Knowledge Distillation is a commonly used Deep Neural Network (DNN) compression method, which often maintains overall generalization performance. However, we show that even for balanced image classification datasets, such as CIFAR-100, Tiny ImageNet and ImageNet, as many as 41% of the classes are statistically significantly affected by distillation when comparing class-wise accuracy (i.e. class bias) between a teacher/distilled student or distilled student/non-distilled student model. Changes in class bias are not necessarily an undesirable outcome when considered outside of the context of a model's usage. Using two common fairness metrics, Demographic Parity Difference (DPD) and Equalized Odds Difference (EOD) on models trained with the CelebA, Trifeature, and HateXplain datasets, our results suggest that increasing the distillation temperature improves the distilled student model's fairness, and the distilled student fairness can even surpass the fairness of the teacher model at high temperatures. Additionally, we examine individual fairness, ensuring similar instances receive similar predictions. Our results confirm that higher temperatures also improve the distilled student model's individual fairness. This study highlights the uneven effects of distillation on certain classes and its potentially significant role in fairness, emphasizing that caution is warranted when using distilled models for sensitive application domains.

Figures (8)

• Figure 1: Class-wise Bias and Distillation. Test Accuracies of ResNet-20 student models distilled from a ResNet-56 teacher on CIFAR-10 (left) and SVHN (right) over a range of temperatures $T$. Mean test accuracies are shown over five random initializations. Classes with statistically significant relative changes between the non-distilled student and the distilled student are noted with $\times$.

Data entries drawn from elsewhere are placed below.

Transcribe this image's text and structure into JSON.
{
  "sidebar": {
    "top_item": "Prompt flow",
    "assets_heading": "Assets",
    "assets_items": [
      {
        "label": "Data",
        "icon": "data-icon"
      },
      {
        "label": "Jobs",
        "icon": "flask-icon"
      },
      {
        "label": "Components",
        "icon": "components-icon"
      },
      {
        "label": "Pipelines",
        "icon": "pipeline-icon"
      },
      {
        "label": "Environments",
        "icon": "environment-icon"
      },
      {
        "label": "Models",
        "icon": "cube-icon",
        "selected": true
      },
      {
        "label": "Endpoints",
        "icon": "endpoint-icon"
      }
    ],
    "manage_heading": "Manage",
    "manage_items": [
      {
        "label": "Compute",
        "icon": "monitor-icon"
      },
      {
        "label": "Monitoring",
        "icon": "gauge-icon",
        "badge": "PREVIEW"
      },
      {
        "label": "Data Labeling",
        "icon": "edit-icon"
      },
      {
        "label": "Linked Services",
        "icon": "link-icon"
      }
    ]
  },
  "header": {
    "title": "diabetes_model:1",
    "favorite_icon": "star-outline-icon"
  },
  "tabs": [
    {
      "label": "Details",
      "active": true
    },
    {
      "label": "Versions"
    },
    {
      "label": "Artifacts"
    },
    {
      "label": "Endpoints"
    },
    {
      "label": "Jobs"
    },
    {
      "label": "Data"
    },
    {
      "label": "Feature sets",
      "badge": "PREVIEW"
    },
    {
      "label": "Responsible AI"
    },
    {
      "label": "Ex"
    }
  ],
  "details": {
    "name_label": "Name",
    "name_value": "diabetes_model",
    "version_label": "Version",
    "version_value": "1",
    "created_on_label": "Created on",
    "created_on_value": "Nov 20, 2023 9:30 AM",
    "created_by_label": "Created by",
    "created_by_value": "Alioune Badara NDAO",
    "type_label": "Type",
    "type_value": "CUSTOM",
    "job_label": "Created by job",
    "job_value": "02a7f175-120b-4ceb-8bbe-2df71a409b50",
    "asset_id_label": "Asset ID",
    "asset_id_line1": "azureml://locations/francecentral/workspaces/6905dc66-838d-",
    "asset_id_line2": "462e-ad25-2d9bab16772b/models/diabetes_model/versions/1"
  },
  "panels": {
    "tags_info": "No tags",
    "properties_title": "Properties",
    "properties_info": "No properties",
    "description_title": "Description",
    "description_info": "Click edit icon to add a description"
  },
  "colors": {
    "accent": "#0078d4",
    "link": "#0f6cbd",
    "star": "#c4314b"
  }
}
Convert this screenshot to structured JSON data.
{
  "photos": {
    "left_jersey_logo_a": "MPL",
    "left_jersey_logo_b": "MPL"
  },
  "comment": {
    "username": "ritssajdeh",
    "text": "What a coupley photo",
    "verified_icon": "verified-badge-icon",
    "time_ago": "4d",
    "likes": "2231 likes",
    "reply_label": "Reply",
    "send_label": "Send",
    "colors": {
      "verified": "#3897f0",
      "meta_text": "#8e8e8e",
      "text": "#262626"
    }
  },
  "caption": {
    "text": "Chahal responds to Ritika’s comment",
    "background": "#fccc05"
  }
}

• Figure 2: Class-wise Disagreement. Disagreement between a ResNet-56 teacher and ResNet-20 (left) non-distilled/(right) distilled student for (a) CIFAR-10 using $T=9$ and (b) SVHN using $T=7$. The diagonals are excluded since here both models predict the same class without any disagreement.
• Figure 3: Temperature vs. Test Accuracy/Class Bias. Number of non-distilled vs. distilled student significantly affected classes (S.S.C.) and the number of teacher vs. distilled student significantly affected classes (T.S.C.) by in (a) CIFAR-100 (ResNet-56/ResNet-20) and (b) ImageNet datasets (ResNet-50/ResNet-18), with 100 and 1000 total classes respectively. As the temperature used for distillation increases up to T=10, the S.S.C. rises for both datasets. For ImageNet, T.S.C. decreases, while for CIFAR-100, it first decreases and then slightly increases. The changes in the distilled student's test accuracy over all classes are also depicted in the figure.
• Figure 4: Evaluation of Fairness Metrics for Distilled Students in cv .eod and dpd are reported in % and lower values indicate improved fairness. (a) illustrates fairness metrics for the CelebA dataset with 'smiling' label concerning the ’Young’ demographic attribute and (b) concerning the ’Male’ demographic attribute. (c) presents fairness metrics for the Trifeature dataset with 'shape' label with regard to the ’color’ attribute and (d) with regard to the ’texture’ attribute. It is notable that the models are fairer for the Trifeature dataset compared to the CelebA dataset with lower values in metrics. The explanation lies in the fact that the Trifeature dataset maintains a balanced distribution of demographic attributes, while the CelebA dataset contains biases that mirror real-world disparities. As seen in the second column, the downward trend does not continue at very high temperatures (T$=20, 30, 40$), as the teacher model generates nearly uniform softmax outputs.
• Figure 5: Evaluation of Fairness Metrics for Distilled Students in nlp.eod and dpd are reported in % and lower values indicate improved fairness. (a) illustrates fairness metrics for the HateXplain dataset concerning the 'gender' demographic attribute, and (b) with regard to the 'race' attribute. The teacher employed the BERT architecture, while the student used the DistilBERT architecture.